Public domain vs. copyright

Toru Tomabechi Toru.Tomabechi at orient.unil.ch
Fri Feb 28 23:18:08 UTC 1997


Brian Akers wrote:

> Therefore, all the texts discussed in Indology are in the public domain and
> simply not copyrightable. 

Hmmm, I'm quite confused... Are we speaking of the rights of the
"Authors" of the Vedas, Mbh, etc? Or of the rights of those who
created the machine-readable version of these texts?

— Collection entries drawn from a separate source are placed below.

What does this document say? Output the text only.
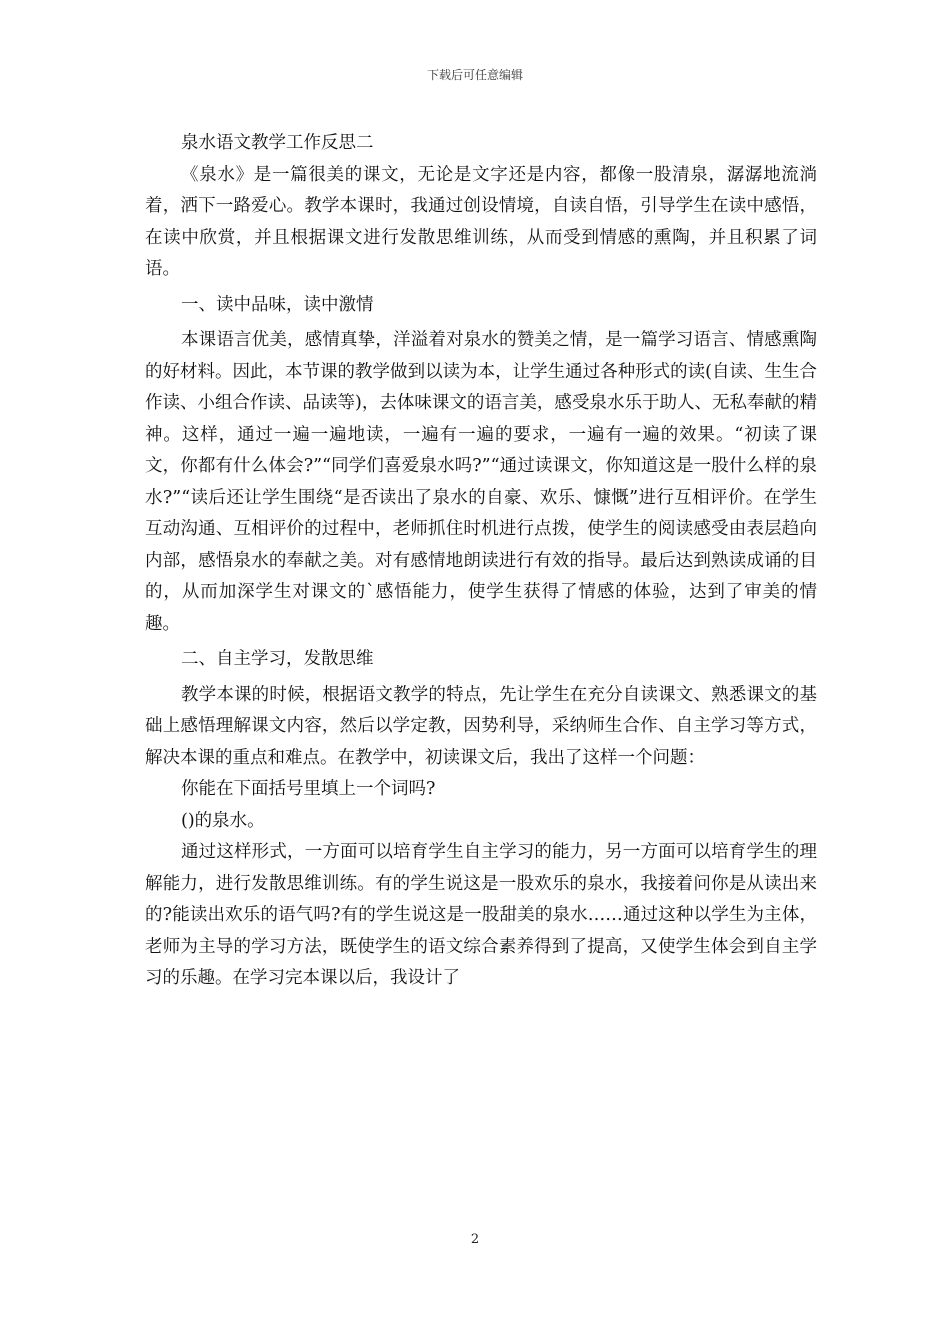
下载后可任意编辑

泉水语文教学工作反思二

《泉水》是一篇很美的课文，无论是文字还是内容，都像一股清泉，潺潺地流淌着，洒下一路爱心。教学本课时，我通过创设情境，自读自悟，引导学生在读中感悟，在读中欣赏，并且根据课文进行发散思维训练，从而受到情感的熏陶，并且积累了词语。

一、读中品味，读中激情

本课语言优美，感情真挚，洋溢着对泉水的赞美之情，是一篇学习语言、情感熏陶的好材料。因此，本节课的教学做到以读为本，让学生通过各种形式的读(自读、生生合作读、小组合作读、品读等)，去体味课文的语言美，感受泉水乐于助人、无私奉献的精神。这样，通过一遍一遍地读，一遍有一遍的要求，一遍有一遍的效果。“初读了课文，你都有什么体会?”“同学们喜爱泉水吗?”“通过读课文，你知道这是一股什么样的泉水?”“读后还让学生围绕“是否读出了泉水的自豪、欢乐、慷慨”进行互相评价。在学生互动沟通、互相评价的过程中，老师抓住时机进行点拨，使学生的阅读感受由表层趋向内部，感悟泉水的奉献之美。对有感情地朗读进行有效的指导。最后达到熟读成诵的目的，从而加深学生对课文的`感悟能力，使学生获得了情感的体验，达到了审美的情趣。

二、自主学习，发散思维

教学本课的时候，根据语文教学的特点，先让学生在充分自读课文、熟悉课文的基础上感悟理解课文内容，然后以学定教，因势利导，采纳师生合作、自主学习等方式，解决本课的重点和难点。在教学中，初读课文后，我出了这样一个问题：

你能在下面括号里填上一个词吗?

()的泉水。

通过这样形式，一方面可以培育学生自主学习的能力，另一方面可以培育学生的理解能力，进行发散思维训练。有的学生说这是一股欢乐的泉水，我接着问你是从读出来的?能读出欢乐的语气吗?有的学生说这是一股甜美的泉水……通过这种以学生为主体，老师为主导的学习方法，既使学生的语文综合素养得到了提高，又使学生体会到自主学习的乐趣。在学习完本课以后，我设计了

2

> Finally, If the disks under discussion do *not* contain value-added
> attributes such as quality control, indexing, transliterations, translations,
> exegesis, etc., then, in my opinion, *the most effective way to put them out
> of business would be to continue to make identical free copies available.*

Those e-texts available on the net are value-added ones reflecting
intellectual efforts of scholars, and are indeed copyrightable, aren't
they? Or should all the scholars working on classical literature put
their works in the public domain???

I think the notion of being copyrighted and that of being freely
redistributable are not incompatible ones, as the GNU Genaral Public
License shows. Those e-texts should be protected by copyright, *not*
to restrict their usage, but to guarantee the freedom of their usage,
freedom which will potentially be threatened by their commercialization.